Unlike traditional orchestras, the structure and role of a CMO are more dynamic. Questions about the importance and, in many cases, the very existence of the role have been raised.
More recently, Scott Galloway expressed the opinion that CMOs who are overly focused on advertising will become obsolete in the long run. Scott suggests that CMOs should concentrate on solving real business problems related to the supply chain, analytics, and product innovation.
So, what exactly is the CMO’s role, and how has it evolved?
Evolution of the CMO
When the role was initially conceived, the marketing department primarily focused on creating print and television advertising. The role’s focus is on commercialization, and the nature of the role spurs marketing through communication, being responsible for advertising, content, social media, and more.
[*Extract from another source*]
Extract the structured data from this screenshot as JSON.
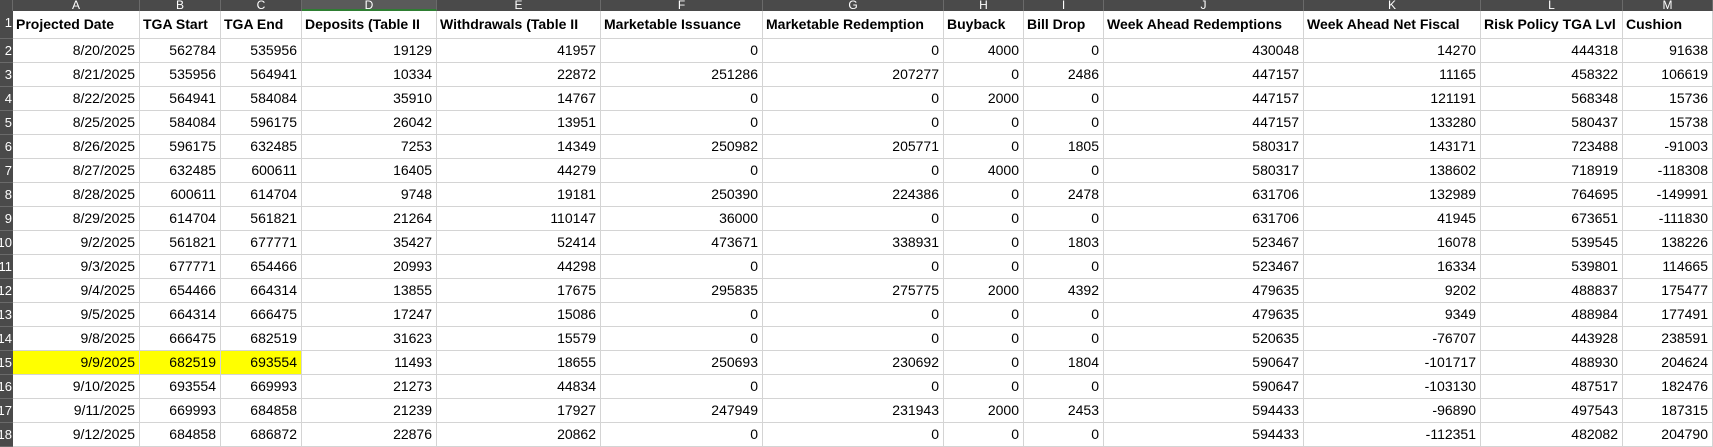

A study by Kimberly A. Whitler for Harvard Business Review 2017 found that nearly 46% of CMO roles are solely focused on commercialization. The role has no responsibility related to enterprise-level P&L or strategy. This means all CMO positions aren’t the same.
Today, the role has evolved to include enterprise-level P&L responsibility and even handle strategy, where the person is in charge of designing the growth strategy. When a brand has multiple business units or brands, the chief marketing officer’s role usually ends up having P&L responsibility.
However, as the organization gets bigger, the role is often disaggregated. The CMO’s role is divided into several parts: chief commercialization officer, chief innovation officer, chief analytics officer, and so on.
In the Indian context, if your role is excessively centered on commercialization, it can lead to a mismatch when hired for positions emphasizing strategy and P&L responsibilities. That’s one of the reasons you don’t see CMOs transitioning to business or revenue-centered roles.
When a CMO is hired for a role where they don’t fit in, they flounder and get frustrated.
The Three-year Itch and S Curve at CMO Role
We have all experienced the S Curve; the initial period of any role is usually filled with excitement, but soon, you figure out the ropes of the role.
By the second year into the role, you’re executing well on the plan, but somewhere between the second and third year, you start losing the drive you had initially when you started. Experts refer to this as the S Curve of learning.
It’s a typical trajectory that you see with many roles—in their survey of the top 1,000 U.S. companies, Kon and Ferry discovered that the CMO role had the shortest tenure. At a mere 3.5 years, the CMO role is the riskiest in the C-Suite.
The only way to snap out of this declining S Curve is to either expand your role internally or take on more responsibilities. But when there is a complete mismatch between expectations and reality at your current organization, CMOs have no choice but to leave their existing organizations.
The only way to reverse this trend is for the founder or the executive team to place more trust in the CMO position. Don’t treat marketing as a cost center but as a revenue enabler. When you make marketing responsible for strategy and P&L, they function with more accountability.
They don’t merely see themselves as a cog in the wheel but as an integral part of the machinery.